I recently received a tweet from Goodness Magazine a brand new Portland magazine. Their mission: To showcase the many positive accomplishments of those from our community; to use media and each issue of Goodness to create a sense of hopefulness, not helplessness; to preserve the art of storytelling and illuminate the everyday compassion we have for one another. Their magazine provides wonderful uplifting stories as well as concrete ideas for ways you can feel empowered.
The tweet asked, Should I give money to a pan handler? I have often wondered this myself and have not been consistent about an answer. Sometimes I give and sometimes I don’t. The second tweet offered information produced by the Portland Rescue Mission, a local homeless shelter. I have excerpted some of the main ideas here. My favorite suggestions were from number five. I heard a story a few years ago about a businessman in NYC who buys loads of gloves and gives them out all winter long to the homeless men and women he sees on the way to work each day.
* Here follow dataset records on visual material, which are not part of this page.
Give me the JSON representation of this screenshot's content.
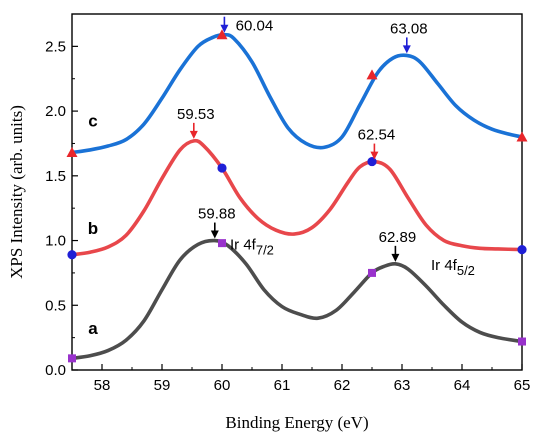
{
  "chart_data": {
    "type": "line",
    "xlabel": "Binding Energy (eV)",
    "ylabel": "XPS Intensity  (arb. units)",
    "xlim": [
      57.5,
      65
    ],
    "ylim": [
      0,
      2.75
    ],
    "xticks": [
      58,
      59,
      60,
      61,
      62,
      63,
      64,
      65
    ],
    "yticks": [
      0.0,
      0.5,
      1.0,
      1.5,
      2.0,
      2.5
    ],
    "ytick_labels": [
      "0.0",
      "0.5",
      "1.0",
      "1.5",
      "2.0",
      "2.5"
    ],
    "grid": false,
    "series": [
      {
        "label": "a",
        "color": "#4d4d4d",
        "marker": "square",
        "marker_color": "#9932cc",
        "x": [
          57.5,
          57.8,
          58.1,
          58.4,
          58.7,
          59.0,
          59.3,
          59.6,
          59.88,
          60.1,
          60.4,
          60.7,
          61.0,
          61.3,
          61.6,
          61.9,
          62.2,
          62.5,
          62.7,
          62.89,
          63.1,
          63.4,
          63.7,
          64.0,
          64.3,
          64.6,
          65.0
        ],
        "y": [
          0.09,
          0.11,
          0.15,
          0.23,
          0.38,
          0.62,
          0.85,
          0.97,
          1.0,
          0.96,
          0.82,
          0.62,
          0.49,
          0.43,
          0.4,
          0.46,
          0.6,
          0.75,
          0.8,
          0.82,
          0.78,
          0.65,
          0.5,
          0.37,
          0.29,
          0.25,
          0.22
        ],
        "markers_x": [
          57.5,
          60.0,
          62.5,
          65.0
        ],
        "markers_y": [
          0.09,
          0.98,
          0.75,
          0.22
        ]
      },
      {
        "label": "b",
        "color": "#e8474b",
        "marker": "circle",
        "marker_color": "#1f1fd6",
        "x": [
          57.5,
          57.8,
          58.1,
          58.4,
          58.7,
          59.0,
          59.3,
          59.53,
          59.7,
          60.0,
          60.3,
          60.6,
          60.9,
          61.2,
          61.5,
          61.8,
          62.1,
          62.3,
          62.54,
          62.8,
          63.1,
          63.4,
          63.7,
          64.0,
          64.3,
          64.6,
          65.0
        ],
        "y": [
          0.89,
          0.91,
          0.95,
          1.04,
          1.23,
          1.48,
          1.7,
          1.77,
          1.73,
          1.56,
          1.33,
          1.17,
          1.08,
          1.05,
          1.1,
          1.24,
          1.45,
          1.57,
          1.61,
          1.55,
          1.33,
          1.12,
          1.0,
          0.96,
          0.94,
          0.935,
          0.93
        ],
        "markers_x": [
          57.5,
          60.0,
          62.5,
          65.0
        ],
        "markers_y": [
          0.89,
          1.56,
          1.61,
          0.93
        ]
      },
      {
        "label": "c",
        "color": "#1a72d6",
        "marker": "triangle",
        "marker_color": "#e8262b",
        "x": [
          57.5,
          57.8,
          58.1,
          58.4,
          58.7,
          59.0,
          59.3,
          59.6,
          59.85,
          60.04,
          60.2,
          60.5,
          60.8,
          61.1,
          61.4,
          61.7,
          62.0,
          62.3,
          62.6,
          62.85,
          63.08,
          63.3,
          63.6,
          63.9,
          64.2,
          64.5,
          64.8,
          65.0
        ],
        "y": [
          1.68,
          1.7,
          1.73,
          1.78,
          1.9,
          2.1,
          2.32,
          2.5,
          2.57,
          2.59,
          2.56,
          2.38,
          2.11,
          1.87,
          1.75,
          1.72,
          1.8,
          2.05,
          2.3,
          2.41,
          2.43,
          2.38,
          2.21,
          2.04,
          1.93,
          1.86,
          1.82,
          1.8
        ],
        "markers_x": [
          57.5,
          60.0,
          62.5,
          65.0
        ],
        "markers_y": [
          1.68,
          2.59,
          2.28,
          1.8
        ]
      }
    ],
    "annotations": [
      {
        "text": "60.04",
        "x": 60.04,
        "y": 2.59,
        "arrow_color": "#1f1fd6"
      },
      {
        "text": "63.08",
        "x": 63.08,
        "y": 2.43,
        "arrow_color": "#1f1fd6"
      },
      {
        "text": "59.53",
        "x": 59.53,
        "y": 1.77,
        "arrow_color": "#e8262b"
      },
      {
        "text": "62.54",
        "x": 62.54,
        "y": 1.61,
        "arrow_color": "#e8262b"
      },
      {
        "text": "59.88",
        "x": 59.88,
        "y": 1.0,
        "arrow_color": "#000000"
      },
      {
        "text": "62.89",
        "x": 62.89,
        "y": 0.82,
        "arrow_color": "#000000"
      }
    ],
    "peak_labels": [
      {
        "main": "Ir 4f",
        "sub": "7/2",
        "x": 60.0,
        "y": 0.97
      },
      {
        "main": "Ir 4f",
        "sub": "5/2",
        "x": 63.35,
        "y": 0.81
      }
    ],
    "curve_labels": [
      {
        "text": "a",
        "x": 57.85,
        "y": 0.28
      },
      {
        "text": "b",
        "x": 57.85,
        "y": 1.05
      },
      {
        "text": "c",
        "x": 57.85,
        "y": 1.88
      }
    ]
  }
}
As panhandlers approach you this winter perhaps you will feel better equipped with this list of proactive ideas.
1. Anticipate the opportunity and be prepared.
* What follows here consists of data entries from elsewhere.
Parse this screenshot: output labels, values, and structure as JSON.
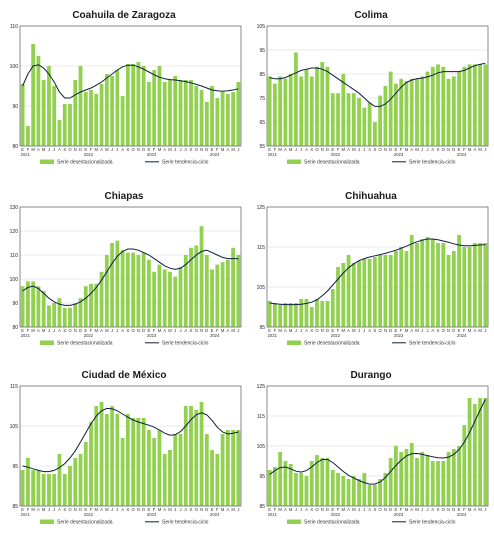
{
  "legend": {
    "bars_label": "Serie desestacionalizada",
    "trend_label": "Serie tendencia-ciclo"
  },
  "colors": {
    "bars": "#92d050",
    "trend": "#0d1f3c"
  },
  "chart_data": [
    {
      "type": "bar",
      "title": "Coahuila de Zaragoza",
      "ylim": [
        80,
        110
      ],
      "yticks": [
        80,
        90,
        100,
        110
      ],
      "month_labels": [
        "E",
        "F",
        "M",
        "A",
        "M",
        "J",
        "J",
        "A",
        "S",
        "O",
        "N",
        "D",
        "E",
        "F",
        "M",
        "A",
        "M",
        "J",
        "J",
        "A",
        "S",
        "O",
        "N",
        "D",
        "E",
        "F",
        "M",
        "A",
        "M",
        "J",
        "J",
        "A",
        "S",
        "O",
        "N",
        "D",
        "E",
        "F",
        "M",
        "A",
        "M",
        "J"
      ],
      "year_labels": [
        {
          "label": "2021",
          "index": 0
        },
        {
          "label": "2022",
          "index": 12
        },
        {
          "label": "2023",
          "index": 24
        },
        {
          "label": "2024",
          "index": 36
        }
      ],
      "series": [
        {
          "name": "Serie desestacionalizada",
          "kind": "bar",
          "values": [
            95.5,
            85,
            105.5,
            102.5,
            96.5,
            100,
            95,
            86.5,
            90.5,
            90.5,
            96.5,
            100,
            93.5,
            94,
            93,
            95.5,
            98,
            97.5,
            99,
            92.5,
            100.5,
            100.5,
            101,
            100,
            96,
            99,
            100,
            96,
            96.5,
            97.5,
            96.5,
            96.5,
            96.5,
            95,
            94,
            91,
            95,
            92,
            93.5,
            93,
            93.5,
            96
          ]
        },
        {
          "name": "Serie tendencia-ciclo",
          "kind": "line",
          "values": [
            95,
            98,
            100,
            100.3,
            99.5,
            98,
            96,
            93.5,
            92,
            92,
            92.8,
            93.5,
            94,
            94.5,
            95.2,
            96,
            97,
            98,
            99,
            99.8,
            100.2,
            100.2,
            99.8,
            99.2,
            98.5,
            97.8,
            97.2,
            96.8,
            96.6,
            96.5,
            96.3,
            96.1,
            95.8,
            95.4,
            95,
            94.5,
            94,
            93.8,
            93.7,
            93.8,
            94,
            94.3
          ]
        }
      ]
    },
    {
      "type": "bar",
      "title": "Colima",
      "ylim": [
        55,
        105
      ],
      "yticks": [
        55,
        65,
        75,
        85,
        95,
        105
      ],
      "month_labels": [
        "E",
        "F",
        "M",
        "A",
        "M",
        "J",
        "J",
        "A",
        "S",
        "O",
        "N",
        "D",
        "E",
        "F",
        "M",
        "A",
        "M",
        "J",
        "J",
        "A",
        "S",
        "O",
        "N",
        "D",
        "E",
        "F",
        "M",
        "A",
        "M",
        "J",
        "J",
        "A",
        "S",
        "O",
        "N",
        "D",
        "E",
        "F",
        "M",
        "A",
        "M",
        "J"
      ],
      "year_labels": [
        {
          "label": "2021",
          "index": 0
        },
        {
          "label": "2022",
          "index": 12
        },
        {
          "label": "2023",
          "index": 24
        },
        {
          "label": "2024",
          "index": 36
        }
      ],
      "series": [
        {
          "name": "Serie desestacionalizada",
          "kind": "bar",
          "values": [
            84,
            81,
            84,
            83,
            85,
            94,
            84,
            87,
            84,
            88,
            90,
            88,
            77,
            77,
            85,
            77,
            77,
            75,
            71,
            73,
            65,
            76,
            80,
            86,
            81,
            83,
            82,
            83,
            83,
            84,
            86,
            88,
            89,
            88,
            83,
            84,
            86,
            88,
            89,
            89,
            89,
            89
          ]
        },
        {
          "name": "Serie tendencia-ciclo",
          "kind": "line",
          "values": [
            83.5,
            83,
            83,
            83.5,
            84.5,
            85.5,
            86.5,
            87,
            87.5,
            87.5,
            87,
            86,
            84.5,
            83,
            81.5,
            80,
            78.5,
            77,
            75,
            73,
            71.5,
            71.5,
            72.5,
            74.5,
            77,
            79.5,
            81.5,
            82.5,
            83,
            83.3,
            83.8,
            84.5,
            85.5,
            86,
            86,
            86,
            86,
            86.5,
            87.5,
            88.5,
            89,
            89.5
          ]
        }
      ]
    },
    {
      "type": "bar",
      "title": "Chiapas",
      "ylim": [
        80,
        130
      ],
      "yticks": [
        80,
        90,
        100,
        110,
        120,
        130
      ],
      "month_labels": [
        "E",
        "F",
        "M",
        "A",
        "M",
        "J",
        "J",
        "A",
        "S",
        "O",
        "N",
        "D",
        "E",
        "F",
        "M",
        "A",
        "M",
        "J",
        "J",
        "A",
        "S",
        "O",
        "N",
        "D",
        "E",
        "F",
        "M",
        "A",
        "M",
        "J",
        "J",
        "A",
        "S",
        "O",
        "N",
        "D",
        "E",
        "F",
        "M",
        "A",
        "M",
        "J"
      ],
      "year_labels": [
        {
          "label": "2021",
          "index": 0
        },
        {
          "label": "2022",
          "index": 12
        },
        {
          "label": "2023",
          "index": 24
        },
        {
          "label": "2024",
          "index": 36
        }
      ],
      "series": [
        {
          "name": "Serie desestacionalizada",
          "kind": "bar",
          "values": [
            97,
            99,
            99,
            97,
            95,
            89,
            90,
            92,
            88,
            88,
            90,
            92,
            97,
            98,
            98,
            103,
            110,
            115,
            116,
            112,
            111,
            111,
            110,
            111,
            108,
            103,
            106,
            104,
            103,
            101,
            105,
            110,
            113,
            114,
            122,
            110,
            104,
            106,
            107,
            108,
            113,
            110
          ]
        },
        {
          "name": "Serie tendencia-ciclo",
          "kind": "line",
          "values": [
            95,
            96.5,
            97,
            96,
            94,
            92,
            90.5,
            89.5,
            89,
            89,
            89.5,
            90.5,
            92,
            94,
            96.5,
            99.5,
            103,
            106.5,
            109.5,
            111.5,
            112.5,
            112.5,
            112,
            111,
            110,
            108.5,
            107,
            105.5,
            104.5,
            104,
            104.5,
            106,
            108,
            110,
            111.5,
            112,
            111,
            110,
            109,
            108.5,
            108.5,
            108.5
          ]
        }
      ]
    },
    {
      "type": "bar",
      "title": "Chihuahua",
      "ylim": [
        95,
        125
      ],
      "yticks": [
        95,
        105,
        115,
        125
      ],
      "month_labels": [
        "E",
        "F",
        "M",
        "A",
        "M",
        "J",
        "J",
        "A",
        "S",
        "O",
        "N",
        "D",
        "E",
        "F",
        "M",
        "A",
        "M",
        "J",
        "J",
        "A",
        "S",
        "O",
        "N",
        "D",
        "E",
        "F",
        "M",
        "A",
        "M",
        "J",
        "J",
        "A",
        "S",
        "O",
        "N",
        "D",
        "E",
        "F",
        "M",
        "A",
        "M",
        "J"
      ],
      "year_labels": [
        {
          "label": "2021",
          "index": 0
        },
        {
          "label": "2022",
          "index": 12
        },
        {
          "label": "2023",
          "index": 24
        },
        {
          "label": "2024",
          "index": 36
        }
      ],
      "series": [
        {
          "name": "Serie desestacionalizada",
          "kind": "bar",
          "values": [
            101.5,
            101,
            100.5,
            101,
            101,
            101,
            102,
            102,
            100,
            102,
            101.5,
            101.5,
            104.5,
            110,
            111,
            113,
            111,
            111.5,
            112,
            112,
            112.5,
            113,
            113,
            113,
            114,
            115,
            114,
            118,
            116,
            117,
            117.5,
            117,
            116,
            116,
            113,
            114,
            118,
            115,
            115,
            116,
            116,
            116
          ]
        },
        {
          "name": "Serie tendencia-ciclo",
          "kind": "line",
          "values": [
            101,
            100.8,
            100.7,
            100.6,
            100.6,
            100.6,
            100.7,
            100.9,
            101.2,
            101.8,
            102.8,
            104,
            105.5,
            107,
            108.5,
            109.8,
            110.8,
            111.6,
            112.1,
            112.5,
            112.8,
            113.1,
            113.4,
            113.8,
            114.2,
            114.7,
            115.2,
            115.8,
            116.3,
            116.7,
            117,
            117,
            116.8,
            116.5,
            116.2,
            115.8,
            115.5,
            115.3,
            115.3,
            115.4,
            115.5,
            115.6
          ]
        }
      ]
    },
    {
      "type": "bar",
      "title": "Ciudad de México",
      "ylim": [
        85,
        115
      ],
      "yticks": [
        85,
        95,
        105,
        115
      ],
      "month_labels": [
        "E",
        "F",
        "M",
        "A",
        "M",
        "J",
        "J",
        "A",
        "S",
        "O",
        "N",
        "D",
        "E",
        "F",
        "M",
        "A",
        "M",
        "J",
        "J",
        "A",
        "S",
        "O",
        "N",
        "D",
        "E",
        "F",
        "M",
        "A",
        "M",
        "J",
        "J",
        "A",
        "S",
        "O",
        "N",
        "D",
        "E",
        "F",
        "M",
        "A",
        "M",
        "J"
      ],
      "year_labels": [
        {
          "label": "2021",
          "index": 0
        },
        {
          "label": "2022",
          "index": 12
        },
        {
          "label": "2023",
          "index": 24
        },
        {
          "label": "2024",
          "index": 36
        }
      ],
      "series": [
        {
          "name": "Serie desestacionalizada",
          "kind": "bar",
          "values": [
            94,
            97,
            94,
            94,
            93,
            93,
            93,
            98,
            93,
            95,
            97,
            98,
            101,
            106,
            110,
            111,
            108,
            110,
            108,
            102,
            108,
            107,
            107,
            107,
            104,
            102,
            104,
            98,
            99,
            103,
            103,
            110,
            110,
            109,
            111,
            103,
            99,
            98,
            103,
            104,
            104,
            104
          ]
        },
        {
          "name": "Serie tendencia-ciclo",
          "kind": "line",
          "values": [
            95,
            94.7,
            94.3,
            93.9,
            93.6,
            93.6,
            93.9,
            94.6,
            95.6,
            97,
            98.8,
            101,
            103.3,
            105.6,
            107.5,
            108.8,
            109.4,
            109.3,
            108.8,
            108,
            107.2,
            106.5,
            106,
            105.6,
            105.2,
            104.7,
            104,
            103.2,
            102.7,
            102.8,
            103.6,
            105,
            106.6,
            107.8,
            108.3,
            107.8,
            106.4,
            104.7,
            103.5,
            103,
            103.2,
            103.5
          ]
        }
      ]
    },
    {
      "type": "bar",
      "title": "Durango",
      "ylim": [
        85,
        125
      ],
      "yticks": [
        85,
        95,
        105,
        115,
        125
      ],
      "month_labels": [
        "E",
        "F",
        "M",
        "A",
        "M",
        "J",
        "J",
        "A",
        "S",
        "O",
        "N",
        "D",
        "E",
        "F",
        "M",
        "A",
        "M",
        "J",
        "J",
        "A",
        "S",
        "O",
        "N",
        "D",
        "E",
        "F",
        "M",
        "A",
        "M",
        "J",
        "J",
        "A",
        "S",
        "O",
        "N",
        "D",
        "E",
        "F",
        "M",
        "A",
        "M",
        "J"
      ],
      "year_labels": [
        {
          "label": "2021",
          "index": 0
        },
        {
          "label": "2022",
          "index": 12
        },
        {
          "label": "2023",
          "index": 24
        },
        {
          "label": "2024",
          "index": 36
        }
      ],
      "series": [
        {
          "name": "Serie desestacionalizada",
          "kind": "bar",
          "values": [
            97,
            98,
            103,
            100,
            99,
            96,
            96,
            95,
            100,
            102,
            101,
            101,
            97,
            96,
            95,
            94,
            95,
            94,
            96,
            92,
            92,
            94,
            96,
            101,
            105,
            103,
            104,
            106,
            101,
            103,
            102,
            100,
            100,
            100,
            103,
            104,
            105,
            112,
            121,
            119,
            121,
            121
          ]
        },
        {
          "name": "Serie tendencia-ciclo",
          "kind": "line",
          "values": [
            95.5,
            96.8,
            97.8,
            98,
            97.4,
            96.6,
            96.3,
            96.8,
            98,
            99.5,
            100.5,
            100.5,
            99.5,
            98,
            96.5,
            95.2,
            94.3,
            93.5,
            92.8,
            92.3,
            92.3,
            93,
            94.5,
            96.5,
            98.5,
            100.3,
            101.7,
            102.4,
            102.5,
            102.2,
            101.8,
            101.4,
            101.1,
            101,
            101.3,
            102.2,
            103.8,
            106.3,
            109.5,
            113.2,
            117,
            120.5
          ]
        }
      ]
    }
  ]
}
2. Smile and actually say hello. Go out of your way to approach rather than avoid them. Acknowledging the person shows respect. It gives dignity.
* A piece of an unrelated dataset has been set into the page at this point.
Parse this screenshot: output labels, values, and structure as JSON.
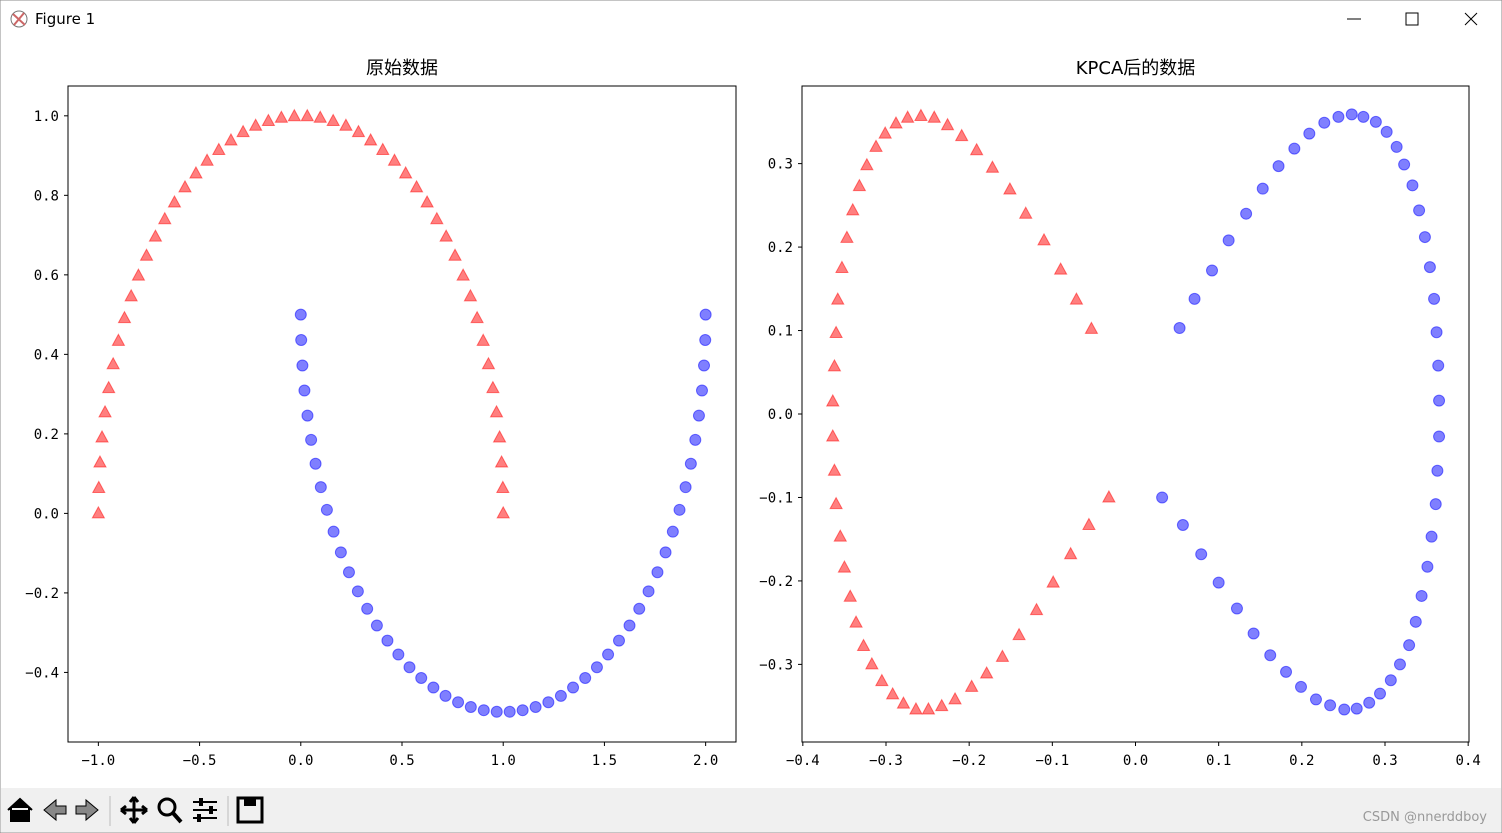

3. Engage the person. Start a conversation. Take time to listen.
4. Don’t give money. Ask what their greatest need is. If money, what will they do with it? Think creatively about how to help. In most cases, meeting the actual immediate need for food or clothing is best.
5. Offer an alternative. Keep care packages with you that include socks, gloves, toothbrushes and toothpaste, soap, bottled water, healthy food items: like granola bars or gift certificates for food. If you live in Portland, you can print out meal vouchers from the Portland Rescue Mission.
6. Carry public transportation tickets and encourage them to get to shelter for food, cover and other immediate needs.